BISHKEK (TCA) — Authorities in China have greatly expanded their police and security presence in Urumqi, the capital city of the country’s northwestern Xinjiang Uighur Autonomous Region which borders Central Asia, amid increasing Uighur independence movements including those that the Chinese government believes have links to Islamist terrorist groups in the Middle East, Russia’s Sputnik news agency reports.
NPR reports that in Urumqi, razor wire fences and cameras are an inescapable sight. The provincial government requires all restaurants to play two propaganda songs every hour of the day: a cheery song about obeying traffic laws and a slower piece about core communist values. Residents must download a government app that deletes unapproved applications and videos about forbidden topics like terrorism.
Earlier in 2017, Chen Quanguo, the Communist Party’s secretary of Xinjiang, made a speech before 10,000 officers dressed in riot gear where he told them that “the sword is drawn, and we’re about to hear the thunder.”
Chen was formerly secretary of Tibet from 2011 to 2016, distinguishing himself by improving the security situation — at the price of numerous allegations of human rights violations. One of the first things Chen did in Tibet was hire tens of thousands of new police officers, and he has repeated that measure in Xinjiang.
According to Adrian Zenz, a researcher at the European School of Culture and Theology, Xinjiang has become home to 100,000 more security personnel since Chen took office in August 2016.

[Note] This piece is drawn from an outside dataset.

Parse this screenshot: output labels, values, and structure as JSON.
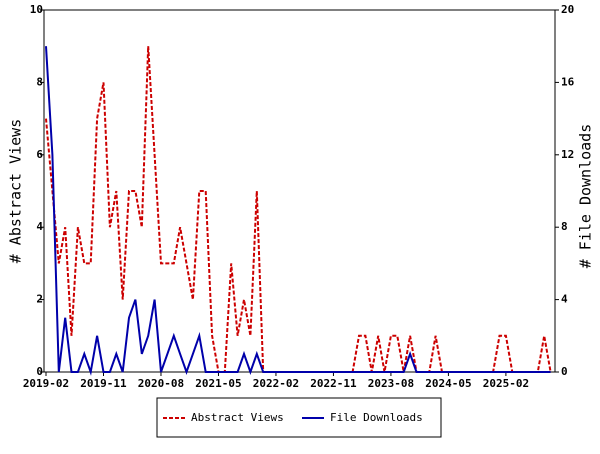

“This is Xinjiang’s new industry number one. It is becoming the most important source of employment,” Zenz told NPR. Xinjiang is China’s largest province by area but one of its poorest and least populated. Beijing has spent $6 billion on security in Xinjiang in the first half of 2017.
All of this security is justified by Beijing as a way of ensuring order in Xinjiang, which is home to over 11 million Uighurs, a Turkic Muslim group. The Uighurs have a contentious relationship with Beijing: despite Xinjiang being home to nearly as many Han Chinese as Uighurs, the two groups rarely intermingle. Uighurs cannot serve in the government while holding Islamic views, and generally live in poverty even by regional standards.
This has galvanized Uighur Islamic terrorist groups, and subsequent Chinese government reprisals. Tensions exploded in mid-2009 when rioting Uighurs attacked Han Chinese in Urumqi, causing security forces to reply. Around 200 people were killed in a single day of rioting.